Different Oysters, Different Effects
Elevated levels of carbon dioxide and acidity affected the shells of marine animals in a study by Justin Ries of the University of North Carolina (above, with tanks used in his study). High levelsĀ of acidity hurt growth in Eastern oysters but helped it in Atlantic blue crabs. Surprisingly, crabs grown experimentally (above, right) at the highest levels of carbon dioxide (10 times pre-industrial levels, right) developed larger shells than those grown at today's levels (above, left). The scale is in centimeters after 60 days of growth. Photographs courtesy of Justin Ries.

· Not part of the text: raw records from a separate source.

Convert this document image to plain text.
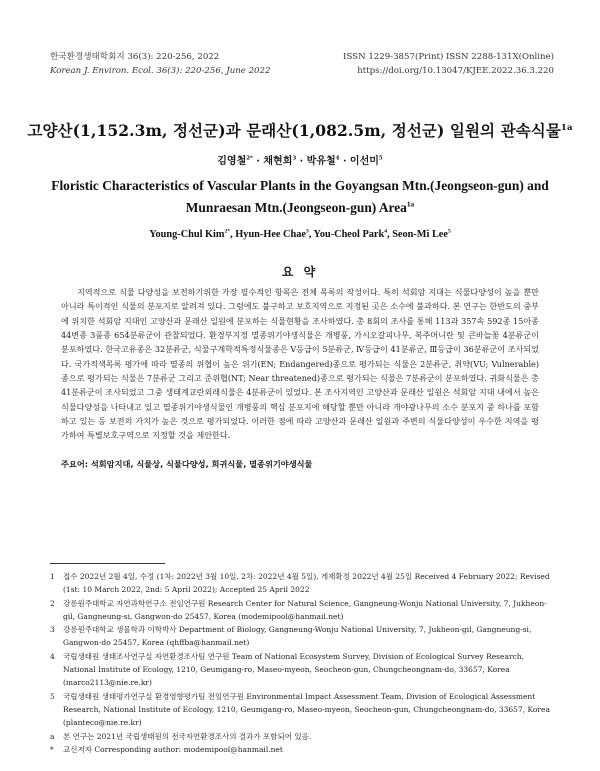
한국환경생태학회지 36(3): 220-256, 2022
Korean J. Environ. Ecol. 36(3): 220-256, June 2022
ISSN 1229-3857(Print) ISSN 2288-131X(Online)
https://doi.org/10.13047/KJEE.2022.36.3.220
고양산(1,152.3m, 정선군)과 문래산(1,082.5m, 정선군) 일원의 관속식물$^{1a}$
김영철$^{2*}$ · 채현희$^3$ · 박유철$^4$ · 이선미$^5$
Floristic Characteristics of Vascular Plants in the Goyangsan Mtn.(Jeongseon-gun) and
Munraesan Mtn.(Jeongseon-gun) Area$^{1a}$
Young-Chul Kim$^{2*}$, Hyun-Hee Chae$^3$, You-Cheol Park$^4$, Seon-Mi Lee$^5$
요 약

지역적으로 식물 다양성을 보전하기위한 가장 필수적인 항목은 전체 목록의 작성이다. 특히 석회암 지대는 식물다양성이 높을 뿐만 아니라 특이적인 식물의 분포지로 알려져 있다. 그럼에도 불구하고 보호지역으로 지정된 곳은 소수에 불과하다. 본 연구는 한반도의 중부에 위치한 석회암 지대인 고양산과 문래산 일원에 분포하는 식물현황을 조사하였다. 총 8회의 조사를 통해 113과 357속 592종 15아종 44변종 3품종 654분류군이 관찰되었다. 환경부지정 멸종위기야생식물은 개병풍, 가시오갈피나무, 복주머니란 및 큰바늘꽃 4분류군이 분포하였다. 한국고유종은 32분류군, 식물구계학적특정식물종은 V등급이 5분류군, Ⅳ등급이 41분류군, Ⅲ등급이 36분류군이 조사되었다. 국가적색목록 평가에 따라 멸종의 위협이 높은 위기(EN; Endangered)종으로 평가되는 식물은 2분류군, 취약(VU; Vulnerable)종으로 평가되는 식물은 7분류군 그리고 준위협(NT; Near threatened)종으로 평가되는 식물은 7분류군이 분포하였다. 귀화식물은 총 41분류군이 조사되었고 그중 생태계교란외래식물은 4분류군이 있었다. 본 조사지역인 고양산과 문래산 일원은 석회암 지대 내에서 높은 식물다양성을 나타내고 있고 멸종위기야생식물인 개병풍의 핵심 분포지에 해당할 뿐만 아니라 개야광나무의 소수 분포지 중 하나를 포함하고 있는 등 보전의 가치가 높은 것으로 평가되었다. 이러한 점에 따라 고양산과 문래산 일원과 주변의 식물다양성이 우수한 지역을 평가하여 특별보호구역으로 지정할 것을 제안한다.

주요어: 석회암지대, 식물상, 식물다양성, 희귀식물, 멸종위기야생식물
1 접수 2022년 2월 4일, 수정 (1차: 2022년 3월 10일, 2차: 2022년 4월 5일), 게재확정 2022년 4월 25일 Received 4 February 2022; Revised (1st: 10 March 2022, 2nd: 5 April 2022); Accepted 25 April 2022
2 강릉원주대학교 자연과학연구소 전임연구원 Research Center for Natural Science, Gangneung-Wonju National University, 7, Jukheon-gil, Gangneung-si, Gangwon-do 25457, Korea (modemipool@hanmail.net)
3 강릉원주대학교 생물학과 이학박사 Department of Biology, Gangneung-Wonju National University, 7, Jukheon-gil, Gangneung-si, Gangwon-do 25457, Korea (qhffba@hanmail.net)
4 국립생태원 생태조사연구실 자연환경조사팀 연구원 Team of National Ecosystem Survey, Division of Ecological Survey Research, National Institute of Ecology, 1210, Geumgang-ro, Maseo-myeon, Seocheon-gun, Chungcheongnam-do, 33657, Korea (marco2113@nie.re.kr)
5 국립생태원 생태평가연구실 환경영향평가팀 전임연구원 Environmental Impact Assessment Team, Division of Ecological Assessment Research, National Institute of Ecology, 1210, Geumgang-ro, Maseo-myeon, Seocheon-gun, Chungcheongnam-do, 33657, Korea (planteco@nie.re.kr)
a 본 연구는 2021년 국립생태원의 전국자연환경조사의 결과가 포함되어 있음.
* 교신저자 Corresponding author: modemipool@hanmail.net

Other Bay species tested by Ries and his colleagues included hard- and soft-shell clams, and he found that their shells actually dissolved at the highest levels of carbon dioxide. That's an effect of acidification that doesn't offer good news for the blue crab, because clams are among its prey. It's an example of why scientists say that the effects of acidification have to be studied holistically within ecosystems, not just species by species.

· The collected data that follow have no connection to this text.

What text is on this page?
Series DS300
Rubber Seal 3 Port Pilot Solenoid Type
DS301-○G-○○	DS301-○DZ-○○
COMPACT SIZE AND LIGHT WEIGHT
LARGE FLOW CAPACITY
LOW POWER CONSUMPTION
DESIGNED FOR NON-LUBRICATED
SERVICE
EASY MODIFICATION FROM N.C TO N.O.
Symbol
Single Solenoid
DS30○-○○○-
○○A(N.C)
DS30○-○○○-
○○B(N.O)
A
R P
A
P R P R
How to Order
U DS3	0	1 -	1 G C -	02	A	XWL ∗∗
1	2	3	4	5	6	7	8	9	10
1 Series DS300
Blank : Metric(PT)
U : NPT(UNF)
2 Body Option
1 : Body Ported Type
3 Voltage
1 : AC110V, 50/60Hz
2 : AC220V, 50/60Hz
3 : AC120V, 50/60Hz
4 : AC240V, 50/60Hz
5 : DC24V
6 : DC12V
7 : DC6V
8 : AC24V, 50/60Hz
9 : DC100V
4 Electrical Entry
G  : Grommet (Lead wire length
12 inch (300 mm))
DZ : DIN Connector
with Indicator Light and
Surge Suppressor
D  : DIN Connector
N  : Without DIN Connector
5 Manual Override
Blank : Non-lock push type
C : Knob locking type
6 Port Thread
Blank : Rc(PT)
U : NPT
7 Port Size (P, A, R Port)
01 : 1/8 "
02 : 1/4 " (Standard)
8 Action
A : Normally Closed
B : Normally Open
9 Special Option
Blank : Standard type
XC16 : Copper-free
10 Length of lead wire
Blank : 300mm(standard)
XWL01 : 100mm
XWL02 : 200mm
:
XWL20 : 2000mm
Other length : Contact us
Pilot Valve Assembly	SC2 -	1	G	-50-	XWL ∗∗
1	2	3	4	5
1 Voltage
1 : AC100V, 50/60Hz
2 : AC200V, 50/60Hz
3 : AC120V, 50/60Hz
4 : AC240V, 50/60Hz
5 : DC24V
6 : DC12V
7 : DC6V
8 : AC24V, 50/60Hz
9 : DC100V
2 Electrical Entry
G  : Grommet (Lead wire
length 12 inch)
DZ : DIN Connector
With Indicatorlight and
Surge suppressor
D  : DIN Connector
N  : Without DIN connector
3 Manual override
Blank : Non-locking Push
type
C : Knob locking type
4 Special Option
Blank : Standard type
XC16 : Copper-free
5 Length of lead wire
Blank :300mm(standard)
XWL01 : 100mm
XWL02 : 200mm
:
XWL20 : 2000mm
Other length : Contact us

When Ries tested Eastern oysters (Crassostrea virginica) from Cape Cod, he found effects that were less severe than in clams but still significant: the rate of growth in its shell steadily declined as the water's pH fell. Other researchers studying the Eastern oyster have found similar effects (see separate article, Shell Game).

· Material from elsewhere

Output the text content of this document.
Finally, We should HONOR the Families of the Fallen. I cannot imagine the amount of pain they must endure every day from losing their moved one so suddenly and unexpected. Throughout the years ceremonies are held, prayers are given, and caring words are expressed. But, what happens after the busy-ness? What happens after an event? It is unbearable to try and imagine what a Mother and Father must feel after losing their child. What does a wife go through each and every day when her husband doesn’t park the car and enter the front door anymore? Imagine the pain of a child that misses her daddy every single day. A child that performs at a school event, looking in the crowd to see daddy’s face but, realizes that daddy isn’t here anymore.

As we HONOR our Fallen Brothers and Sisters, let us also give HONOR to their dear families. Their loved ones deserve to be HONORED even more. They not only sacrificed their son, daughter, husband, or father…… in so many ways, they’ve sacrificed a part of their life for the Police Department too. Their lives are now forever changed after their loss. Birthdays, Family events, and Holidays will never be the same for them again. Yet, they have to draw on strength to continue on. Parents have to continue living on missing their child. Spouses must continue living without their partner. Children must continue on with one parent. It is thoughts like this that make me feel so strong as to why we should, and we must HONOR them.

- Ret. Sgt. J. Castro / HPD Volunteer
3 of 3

At least one species of oyster, it turns out, can survive in higher acidity waters. When Whitman Miller ran laboratory experiments at the Smithsonian Environmental Research Center, he found that the Asian oyster (Crassostrea ariakensis) showed no loss of shell when exposed to higher acidity levels. Scientists think that the Asian oyster, native to the rivers of China, is better adapted to low pH waters because it evolved under more acidic conditions.
Oysters' bodies and shells are different from crabs' in several important respects. Oysters have a protective covering (called the periostracum), but it doesn't completely cover their shells. And unlike crabs, they don't molt. An oyster builds its shell continuously.
Other researchers have looked beyond shellfish to study other species that dwell in coastal waters. A study of moon jellyfish by researchers at Western Washington University showed they reproduced just fine in highly acidified water. And although underwater grasses might be expected to fare well in water rich with carbon dioxide, which they photosynthesize, they instead appear to sustain damage under some circumstancess (see separate article, An Acidifying Estuary?).
A big caveat to these laboratory studies, acknowledged by Ries and other researchers, is that they may not accurately predict what would happen to those same creatures in the natural environment of the Bay. Ries gave the oysters a constant dose of low pH for two months, something they would not experience in nature, where pH levels fluctuate. In the Bay, the creatures may be able to compensate and build their shells despite these unfavorable conditions — although at a cost in energy that could reduce their survival, scientists say.
Still, these studies are significant because some earlier reports about acidifying water have implied that lower pH puts all shell-building organisms at risk. Ries and other scientists have offered a more nuanced picture, one that highlights the importance of differences in adaptations among different species. The impact on marine life of higher atmospheric carbon dioxide, Ries wrote, "is more varied than previously thought."